The Caltrans Local Assistance Program: Money for discrimination

February 15, 2013 | By RALPH KASARDA

Earlier this week I participated in oral argument before the Ninth Circuit Court of Appeals for our case in Associated General Contractors of America, San Diego Chapter v. California Department of Transportation (Caltrans).  As a condition of taking federal highway funds, Caltrans administers a federal contracting program called the Disadvantaged Business Enterprise (DBE) Program.  The case concerns whether the Caltrans program violates the Fourteenth Amendment’s Equal Protection Clause.  In a series of short posts, I shall endeavor to explain troubling aspects of the Caltrans program that have been brought to the court’s attention.  One defect concerns the state mandate that local agencies enforce a “one-size-fits-all” race- and sex-based preference even though there may be no local evidence of discrimination against the preferred groups.

The Caltrans Local Assistance Program oversees more than one billion dollars annually in federal and state funds to over 600 cities, counties, and regional agencies for local transportation contracts.  Roughly 700 of 1,200 projects per year are related to transportation construction projects.  When local agencies accept any amount of federal money channeled through Caltrans for these transportation projects, they must abide by the Caltrans DBE program.  If the Caltrans DBE program prohibited all discrimination against contractors on the basis of race and sex, that would be wonderful.  Unfortunately, the Caltrans program requires discrimination on the basis of race and sex.

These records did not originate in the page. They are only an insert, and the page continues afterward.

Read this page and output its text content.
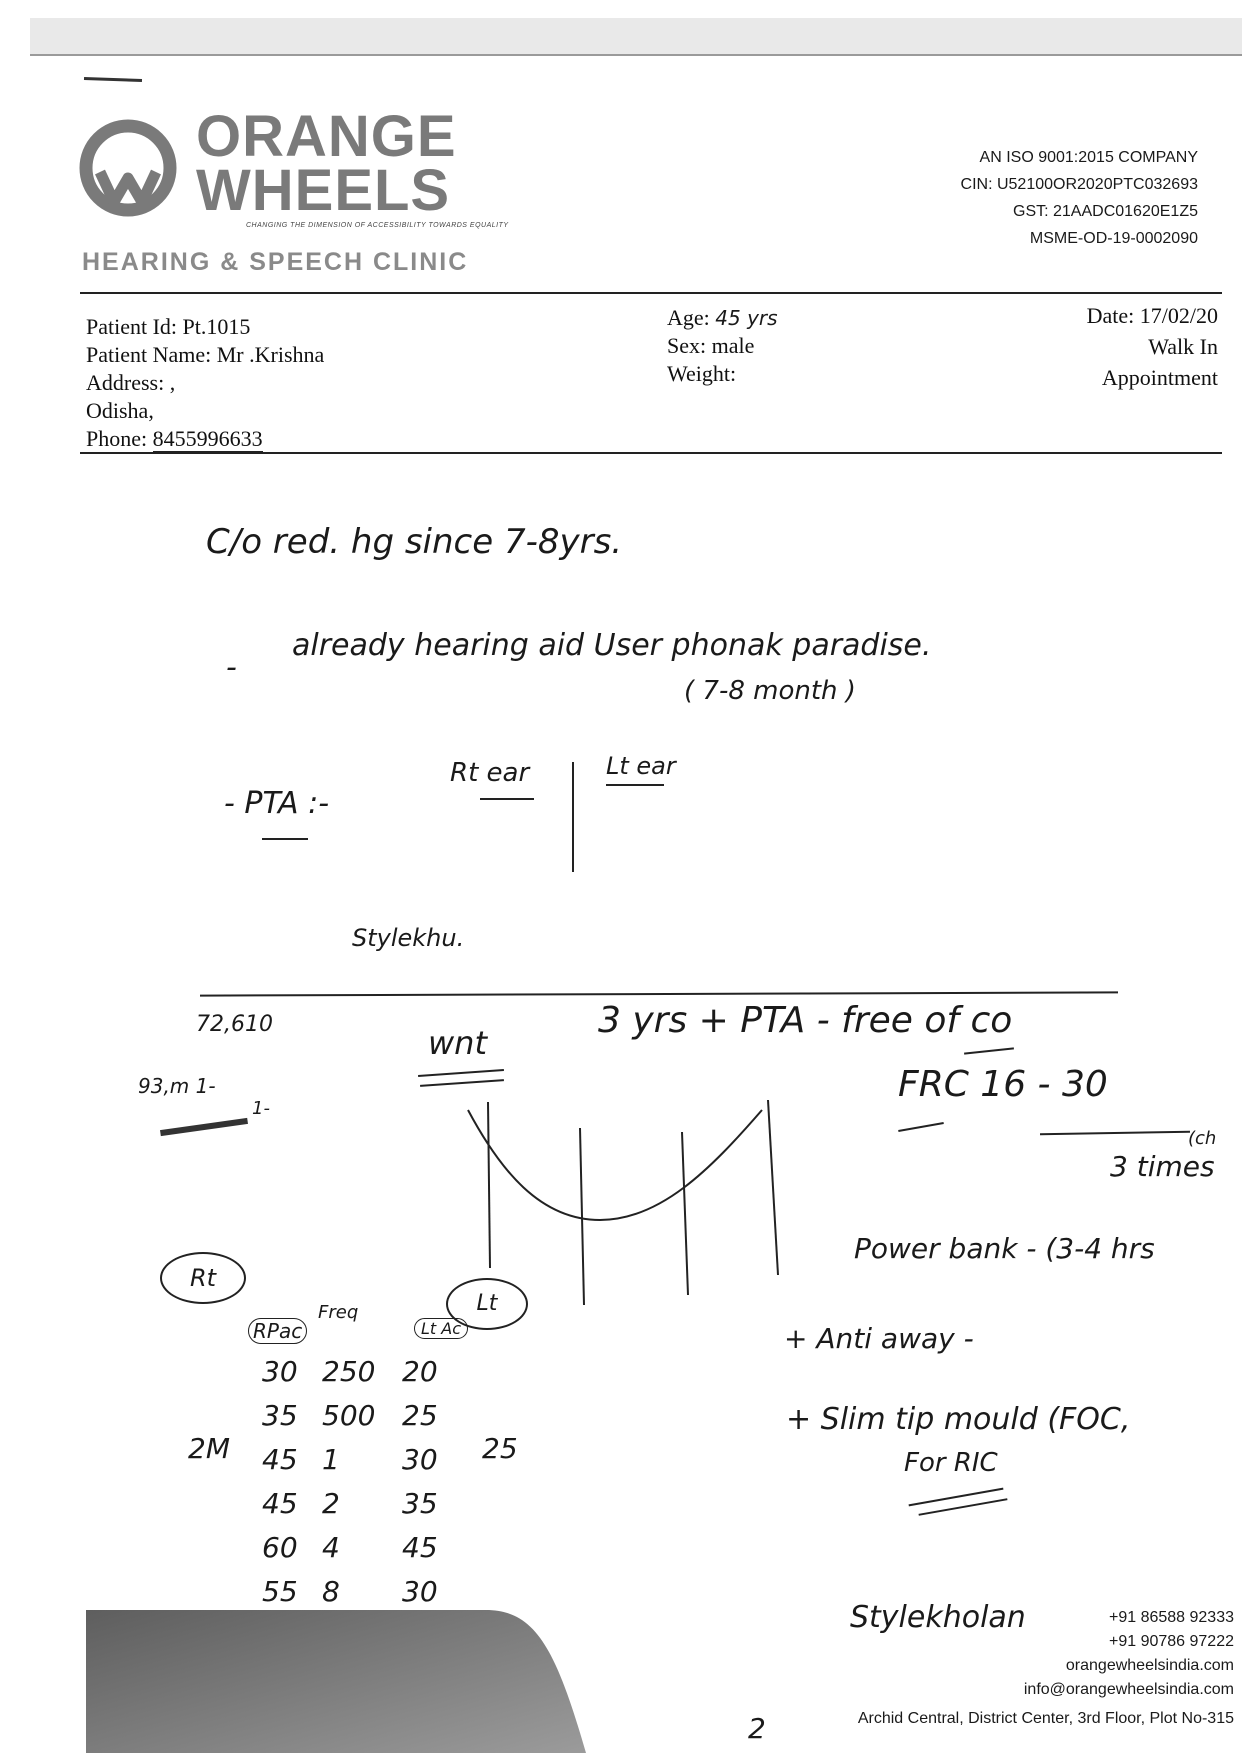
ORANGE
WHEELS
CHANGING THE DIMENSION OF ACCESSIBILITY TOWARDS EQUALITY
HEARING & SPEECH CLINIC
AN ISO 9001:2015 COMPANY
CIN: U52100OR2020PTC032693
GST: 21AADC01620E1Z5
MSME-OD-19-0002090
Patient Id: Pt.1015
Patient Name: Mr .Krishna
Address: ,
Odisha,
Phone: 8455996633
Age: 45 yrs
Sex: male
Weight:
Date: 17/02/20
Walk In
Appointment
C/o red. hg since 7-8yrs.
-
already hearing aid User phonak paradise.
( 7-8 month )
- PTA :-
Rt ear	Lt ear
Stylekhu.
72,610
93,m 1-
1-
wnt
3 yrs + PTA - free of co
FRC 16 - 30
(ch
3 times
Power bank - (3-4 hrs
+ Anti away -
+ Slim tip mould (FOC,
For RIC
Rt
Lt
RPac
Freq
Lt Ac
2M	25
30 250 20
35 500 25
45 1	30
45 2	35
60 4	45
55 8	30
Stylekholan	+91 86588 92333
+91 90786 97222
orangewheelsindia.com
info@orangewheelsindia.com
Archid Central, District Center, 3rd Floor, Plot No-315
2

By combining contracting data from two different industries (construction and engineering), from different levels of contracts (prime contracts and subcontracts), and from local agencies (cities and counties from across the state), Caltrans derives and enforces a one-size-fits-all racial preference.  In 2009, Caltrans announced that the combined statewide contracting data showed substantial disparities against contractors who were African American, Asian Pacific American, Native American, and white women (Caltrans uses data for white women to infer discrimination against all women).  But Caltrans said there were no mass disparities for contractors who were Hispanic men, Subcontinent Asian men, or white men.  On Caltrans federally assisted contracts, Caltrans requires that prime contractors prefer subcontractors from the former groups, but not the latter.

The same preference is enforced on all Caltrans transportation construction contracts, engineering contracts, and all local agency construction and engineering contracts that use federal money in any amount funneled through Caltrans.  Whenever a local agency accepts federal funds from Caltrans for a transportation project, it must insist that prime contractors use the aggregate racial preference in the hiring of subcontractors.

For the purposes of this post only, we accept the dubious proposition that statistical disparities from the various categories and tiers of Caltrans contracts are inferences of intentional discrimination that can only be remedied by racial preferences.  We have rejected that proposition throughout the litigation in this matter for the reasons discussed in our opening brief.  But even if that proposition is true, can you identify the problem?  In a state as large and diverse as California, any one-size-fits-all racial preference won’t fit.

For instance, in the northern and southern areas of the state, there are disparities for Subcontinent Asian engineers that by Caltrans’ definition would infer intentional discrimination.  But these local disparities are hidden after all contracting data is merged.  The result is that Subcontinent Asian engineers receive no preferences in the local jurisdictions where Caltrans’ own disparity study shows they are substantially underutilized.

Caltrans’ data shows that in the San Francisco Bay Area, Asian Pacific contractors are not underutilized on Caltrans construction contracts.  But cities and counties in the Bay Area require prime contractors to give preferences to Asian Pacific contractors on Caltrans local assistance contracts even if one dollar is from federal funds.  The same thing can be said for white women in different areas of the state.   Caltrans’ contracting data showed no inferences of discrimination against white women on construction contracts from local agencies in Santa Barbara, San Luis Obispo, Monterey, San Benito, Orange and Santa Cruz Counties.  But white women must be given preferences there as subcontractors on federally assisted local assistance contracts.  Native American construction contractors are not overutilized in many of the central counties of the state, but they receive preferences even in those counties where there are no findings of discrimination.

How is all of this possible?  By combining data from cities and counties, findings of purported discrimination are extrapolated in one jurisdiction from the experience of another.  This practice has been condemned by both the Supreme Court (City of Richmond v. Croson), and the Ninth Circuit (Coral Construction Co. v. King County).  In Western States Paving Co., Inc. v. Washington State Department of Transportation, the Ninth Circuit held that an overinclusive race- and sex-conscious program provides minority contractors who have not encountered discriminatory barriers with an unlawful competitive advantage over minority contractors who may have actually suffered discrimination.  But that’s exactly what the Caltrans program requires across the state through its Local Assistance Program.

Caltrans has a new DBE Program.  But it still implements a one-size-fits-all race- and sex-based preference that can never be narrowly tailored to purported discrimination in the transportation construction industry, the engineering industry, and in all local jurisdictions across the state.